Cases of applying a basic ACL in QoS services
For example, a user configures a device as follows:
- Configuring a basic ACL in firewall traffic behavior (packet filtering)
```
acl number 2001
 rule 5 permit source 5.0.0.0 0.255.255.255
 rule 10 deny source 6.0.0.0 0.255.255.255
traffic classifier acl 
 if-match acl 2001
traffic behavior test
 deny
traffic policy test
 classifier acl behavior test
interface GigabitEthernet0/1/1
 traffic-policy test inbound
```
  GE 0/1/1 receives the following packets:
  - Packet 1 with the source IP address 5.0.0.1/24
  - Packet 2 with the source IP address 6.0.0.1/24
  - Packet 3 with the source IP address 7.0.0.1/24
  Matching result: Packets 1 and 2 are discarded but packet 3 is permitted.

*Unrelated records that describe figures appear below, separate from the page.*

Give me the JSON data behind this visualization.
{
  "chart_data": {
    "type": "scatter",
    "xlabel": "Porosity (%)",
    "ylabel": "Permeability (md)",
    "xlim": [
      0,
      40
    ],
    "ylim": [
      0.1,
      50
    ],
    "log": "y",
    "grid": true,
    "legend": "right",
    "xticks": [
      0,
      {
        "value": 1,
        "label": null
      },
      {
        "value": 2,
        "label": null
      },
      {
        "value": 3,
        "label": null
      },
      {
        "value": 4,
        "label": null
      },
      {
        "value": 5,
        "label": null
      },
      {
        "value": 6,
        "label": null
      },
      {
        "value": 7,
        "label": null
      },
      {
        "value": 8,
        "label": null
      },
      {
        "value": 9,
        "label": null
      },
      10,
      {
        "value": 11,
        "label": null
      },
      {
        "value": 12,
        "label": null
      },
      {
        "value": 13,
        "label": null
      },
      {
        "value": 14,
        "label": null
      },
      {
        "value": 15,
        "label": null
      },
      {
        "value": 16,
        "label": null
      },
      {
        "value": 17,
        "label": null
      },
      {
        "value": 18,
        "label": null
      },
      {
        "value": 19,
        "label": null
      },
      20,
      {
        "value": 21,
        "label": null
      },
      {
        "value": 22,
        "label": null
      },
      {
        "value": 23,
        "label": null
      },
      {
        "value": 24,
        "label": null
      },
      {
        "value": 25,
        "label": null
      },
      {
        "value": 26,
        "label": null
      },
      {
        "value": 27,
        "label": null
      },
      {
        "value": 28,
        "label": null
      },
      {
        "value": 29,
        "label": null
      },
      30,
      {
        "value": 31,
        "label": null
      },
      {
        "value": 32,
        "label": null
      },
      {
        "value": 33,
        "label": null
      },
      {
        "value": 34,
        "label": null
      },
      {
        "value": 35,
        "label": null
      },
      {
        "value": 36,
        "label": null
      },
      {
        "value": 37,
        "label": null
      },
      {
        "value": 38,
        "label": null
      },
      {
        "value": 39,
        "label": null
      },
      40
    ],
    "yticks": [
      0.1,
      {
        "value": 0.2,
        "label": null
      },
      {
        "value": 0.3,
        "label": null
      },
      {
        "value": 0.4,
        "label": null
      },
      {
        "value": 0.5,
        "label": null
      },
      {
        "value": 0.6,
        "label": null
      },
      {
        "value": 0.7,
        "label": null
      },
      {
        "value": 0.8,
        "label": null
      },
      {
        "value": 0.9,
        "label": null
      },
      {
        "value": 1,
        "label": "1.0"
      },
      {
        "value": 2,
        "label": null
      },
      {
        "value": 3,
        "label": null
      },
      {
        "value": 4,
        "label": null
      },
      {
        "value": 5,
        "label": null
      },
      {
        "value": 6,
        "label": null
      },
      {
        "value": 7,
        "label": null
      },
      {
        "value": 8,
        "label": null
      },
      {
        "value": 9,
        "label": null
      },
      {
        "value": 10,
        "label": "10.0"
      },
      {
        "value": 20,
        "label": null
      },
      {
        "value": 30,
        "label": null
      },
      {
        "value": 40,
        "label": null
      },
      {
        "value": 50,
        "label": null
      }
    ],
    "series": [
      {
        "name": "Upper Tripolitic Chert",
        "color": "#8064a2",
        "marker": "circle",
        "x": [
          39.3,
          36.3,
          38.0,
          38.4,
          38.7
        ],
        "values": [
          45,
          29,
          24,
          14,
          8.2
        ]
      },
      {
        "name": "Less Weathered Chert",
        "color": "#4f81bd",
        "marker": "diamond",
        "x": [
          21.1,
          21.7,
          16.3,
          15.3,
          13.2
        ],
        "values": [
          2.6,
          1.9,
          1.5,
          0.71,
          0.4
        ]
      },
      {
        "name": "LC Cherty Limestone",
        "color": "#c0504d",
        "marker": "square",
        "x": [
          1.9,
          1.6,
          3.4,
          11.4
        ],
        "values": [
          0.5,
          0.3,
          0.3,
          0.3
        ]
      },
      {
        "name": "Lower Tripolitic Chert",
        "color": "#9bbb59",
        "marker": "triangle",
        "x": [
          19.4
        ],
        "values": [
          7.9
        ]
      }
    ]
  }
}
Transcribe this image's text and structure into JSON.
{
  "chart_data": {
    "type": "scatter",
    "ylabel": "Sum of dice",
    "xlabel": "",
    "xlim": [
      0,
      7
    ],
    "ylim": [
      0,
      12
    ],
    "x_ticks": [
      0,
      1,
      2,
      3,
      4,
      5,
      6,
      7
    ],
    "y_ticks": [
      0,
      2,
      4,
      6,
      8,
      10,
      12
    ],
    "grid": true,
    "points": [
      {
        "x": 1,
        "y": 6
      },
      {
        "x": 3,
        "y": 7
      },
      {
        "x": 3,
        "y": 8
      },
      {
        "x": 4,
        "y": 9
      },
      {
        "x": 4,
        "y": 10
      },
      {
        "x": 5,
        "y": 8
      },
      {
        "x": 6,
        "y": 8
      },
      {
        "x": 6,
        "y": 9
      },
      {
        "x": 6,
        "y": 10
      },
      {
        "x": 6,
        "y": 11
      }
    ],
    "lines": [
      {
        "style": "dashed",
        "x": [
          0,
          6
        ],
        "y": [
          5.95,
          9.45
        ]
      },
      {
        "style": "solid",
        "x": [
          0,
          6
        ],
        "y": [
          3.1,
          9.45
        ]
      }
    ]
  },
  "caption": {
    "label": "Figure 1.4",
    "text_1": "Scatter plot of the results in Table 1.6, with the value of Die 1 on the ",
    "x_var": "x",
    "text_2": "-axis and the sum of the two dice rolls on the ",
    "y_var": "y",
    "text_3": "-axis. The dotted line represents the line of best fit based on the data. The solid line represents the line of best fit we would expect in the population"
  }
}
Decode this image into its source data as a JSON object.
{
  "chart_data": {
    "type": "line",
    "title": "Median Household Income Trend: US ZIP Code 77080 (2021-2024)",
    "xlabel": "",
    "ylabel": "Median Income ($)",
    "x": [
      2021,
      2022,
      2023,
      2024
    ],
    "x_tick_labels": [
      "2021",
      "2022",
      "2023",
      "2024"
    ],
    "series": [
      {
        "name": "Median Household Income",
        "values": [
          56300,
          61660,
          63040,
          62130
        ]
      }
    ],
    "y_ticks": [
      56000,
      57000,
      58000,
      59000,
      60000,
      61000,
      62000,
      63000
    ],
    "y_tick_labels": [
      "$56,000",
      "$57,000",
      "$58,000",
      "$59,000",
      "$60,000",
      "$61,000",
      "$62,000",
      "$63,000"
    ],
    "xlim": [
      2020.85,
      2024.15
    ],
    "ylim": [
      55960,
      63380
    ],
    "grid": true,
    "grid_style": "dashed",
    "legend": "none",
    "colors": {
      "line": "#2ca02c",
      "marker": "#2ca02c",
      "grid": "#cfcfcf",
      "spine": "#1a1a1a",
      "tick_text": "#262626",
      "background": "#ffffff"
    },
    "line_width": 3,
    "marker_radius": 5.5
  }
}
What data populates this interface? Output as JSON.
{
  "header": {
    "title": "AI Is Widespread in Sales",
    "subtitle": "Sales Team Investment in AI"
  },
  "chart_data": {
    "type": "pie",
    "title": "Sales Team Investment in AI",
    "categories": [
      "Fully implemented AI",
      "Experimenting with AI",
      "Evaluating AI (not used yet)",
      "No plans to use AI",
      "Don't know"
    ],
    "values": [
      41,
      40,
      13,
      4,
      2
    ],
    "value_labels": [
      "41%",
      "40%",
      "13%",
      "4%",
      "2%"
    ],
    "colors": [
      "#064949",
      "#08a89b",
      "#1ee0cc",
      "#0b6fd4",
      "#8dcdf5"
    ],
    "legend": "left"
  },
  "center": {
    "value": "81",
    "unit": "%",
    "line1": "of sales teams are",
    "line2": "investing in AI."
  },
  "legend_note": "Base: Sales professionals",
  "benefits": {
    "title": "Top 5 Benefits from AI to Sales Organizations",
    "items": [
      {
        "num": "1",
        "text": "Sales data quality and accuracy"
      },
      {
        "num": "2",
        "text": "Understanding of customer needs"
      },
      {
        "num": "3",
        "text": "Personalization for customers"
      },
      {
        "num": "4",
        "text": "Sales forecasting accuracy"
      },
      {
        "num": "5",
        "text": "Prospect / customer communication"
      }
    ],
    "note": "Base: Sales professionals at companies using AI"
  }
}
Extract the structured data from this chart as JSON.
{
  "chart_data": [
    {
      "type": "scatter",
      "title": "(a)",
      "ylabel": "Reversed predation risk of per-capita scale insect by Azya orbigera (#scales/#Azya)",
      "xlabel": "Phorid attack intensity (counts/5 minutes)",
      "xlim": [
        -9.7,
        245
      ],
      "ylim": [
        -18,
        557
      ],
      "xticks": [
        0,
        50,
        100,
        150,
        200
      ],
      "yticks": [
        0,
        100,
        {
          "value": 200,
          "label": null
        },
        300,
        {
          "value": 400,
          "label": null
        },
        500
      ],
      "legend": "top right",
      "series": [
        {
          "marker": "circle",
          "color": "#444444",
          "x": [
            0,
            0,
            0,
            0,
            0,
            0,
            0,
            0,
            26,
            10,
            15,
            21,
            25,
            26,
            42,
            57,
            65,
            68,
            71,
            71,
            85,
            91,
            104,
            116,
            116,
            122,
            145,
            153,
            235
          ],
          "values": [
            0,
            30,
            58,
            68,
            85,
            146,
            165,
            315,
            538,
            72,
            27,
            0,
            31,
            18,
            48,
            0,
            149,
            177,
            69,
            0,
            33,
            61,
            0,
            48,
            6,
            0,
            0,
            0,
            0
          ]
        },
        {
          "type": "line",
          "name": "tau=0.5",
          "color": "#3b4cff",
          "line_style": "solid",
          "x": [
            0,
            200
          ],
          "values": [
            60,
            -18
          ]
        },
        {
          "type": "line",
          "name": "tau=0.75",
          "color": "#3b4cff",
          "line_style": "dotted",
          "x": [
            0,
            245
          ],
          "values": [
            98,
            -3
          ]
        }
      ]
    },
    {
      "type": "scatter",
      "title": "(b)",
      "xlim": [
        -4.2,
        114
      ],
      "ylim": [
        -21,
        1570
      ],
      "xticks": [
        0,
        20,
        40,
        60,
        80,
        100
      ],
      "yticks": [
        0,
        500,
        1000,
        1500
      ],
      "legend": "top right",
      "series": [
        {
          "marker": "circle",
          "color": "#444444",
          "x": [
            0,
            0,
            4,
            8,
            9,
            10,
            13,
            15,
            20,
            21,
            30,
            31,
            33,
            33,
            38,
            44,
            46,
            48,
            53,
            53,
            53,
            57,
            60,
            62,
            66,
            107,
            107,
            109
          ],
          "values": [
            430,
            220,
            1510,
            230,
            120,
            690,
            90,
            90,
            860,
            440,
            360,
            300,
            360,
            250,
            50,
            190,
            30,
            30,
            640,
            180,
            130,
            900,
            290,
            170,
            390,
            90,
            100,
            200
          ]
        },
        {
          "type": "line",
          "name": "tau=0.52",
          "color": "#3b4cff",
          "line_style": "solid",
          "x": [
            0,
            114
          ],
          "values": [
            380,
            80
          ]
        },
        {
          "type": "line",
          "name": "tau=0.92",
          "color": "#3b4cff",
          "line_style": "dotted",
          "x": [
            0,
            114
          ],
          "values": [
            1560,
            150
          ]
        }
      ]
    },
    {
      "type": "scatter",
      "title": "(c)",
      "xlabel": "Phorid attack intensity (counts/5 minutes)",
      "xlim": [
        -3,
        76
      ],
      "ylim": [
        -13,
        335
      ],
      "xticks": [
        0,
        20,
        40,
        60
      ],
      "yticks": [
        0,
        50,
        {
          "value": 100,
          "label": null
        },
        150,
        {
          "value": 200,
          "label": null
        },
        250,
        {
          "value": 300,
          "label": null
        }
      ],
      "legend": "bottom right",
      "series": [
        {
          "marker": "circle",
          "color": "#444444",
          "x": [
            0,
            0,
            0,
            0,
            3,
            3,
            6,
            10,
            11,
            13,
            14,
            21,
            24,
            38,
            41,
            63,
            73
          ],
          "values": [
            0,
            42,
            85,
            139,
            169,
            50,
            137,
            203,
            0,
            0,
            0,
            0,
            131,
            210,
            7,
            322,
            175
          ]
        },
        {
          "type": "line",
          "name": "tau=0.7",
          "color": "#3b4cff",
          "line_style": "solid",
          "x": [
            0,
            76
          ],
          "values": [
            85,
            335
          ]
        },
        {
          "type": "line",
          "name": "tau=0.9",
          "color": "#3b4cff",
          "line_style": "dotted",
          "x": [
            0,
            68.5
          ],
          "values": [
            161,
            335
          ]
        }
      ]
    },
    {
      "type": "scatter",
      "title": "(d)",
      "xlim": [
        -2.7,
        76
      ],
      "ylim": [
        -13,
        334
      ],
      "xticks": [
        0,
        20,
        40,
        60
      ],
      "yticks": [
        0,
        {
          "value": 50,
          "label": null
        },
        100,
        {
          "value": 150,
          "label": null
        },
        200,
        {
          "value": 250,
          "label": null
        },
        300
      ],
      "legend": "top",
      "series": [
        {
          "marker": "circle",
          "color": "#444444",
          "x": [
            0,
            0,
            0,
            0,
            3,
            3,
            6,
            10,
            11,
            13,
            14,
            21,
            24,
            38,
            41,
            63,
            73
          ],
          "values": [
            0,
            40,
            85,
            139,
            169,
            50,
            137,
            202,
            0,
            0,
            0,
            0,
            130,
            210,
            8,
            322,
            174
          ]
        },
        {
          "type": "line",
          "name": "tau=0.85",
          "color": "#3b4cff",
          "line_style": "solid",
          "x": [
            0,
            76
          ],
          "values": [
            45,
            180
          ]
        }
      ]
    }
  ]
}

- Configuring a basic ACL in common traffic behavior
```
acl number 2001
 rule 5 permit source 5.0.0.0 0.255.255.255
 rule 10 deny source 6.0.0.0 0.255.255.255
traffic classifier acl 
 if-match acl 2001
traffic behavior test
 remark ip-precedence 7
traffic policy test
 classifier acl behavior test
interface GigabitEthernet0/1/1
 traffic-policy test inbound
```
  GE 0/1/1 receives the following packets:
  - Packet 1 with the source IP address 5.0.0.1/24 and IP precedence 0
  - Packet 2 with the source IP address 6.0.0.1/24 and IP precedence 0
  - Packet 3 with the source IP address 7.0.0.1/24 and IP precedence 0
  Matching result: Packet 1 is permitted, and its IP precedence is re-marked 7; packet 3 is permitted, and its IP precedence remains 0; packet 2 is discarded.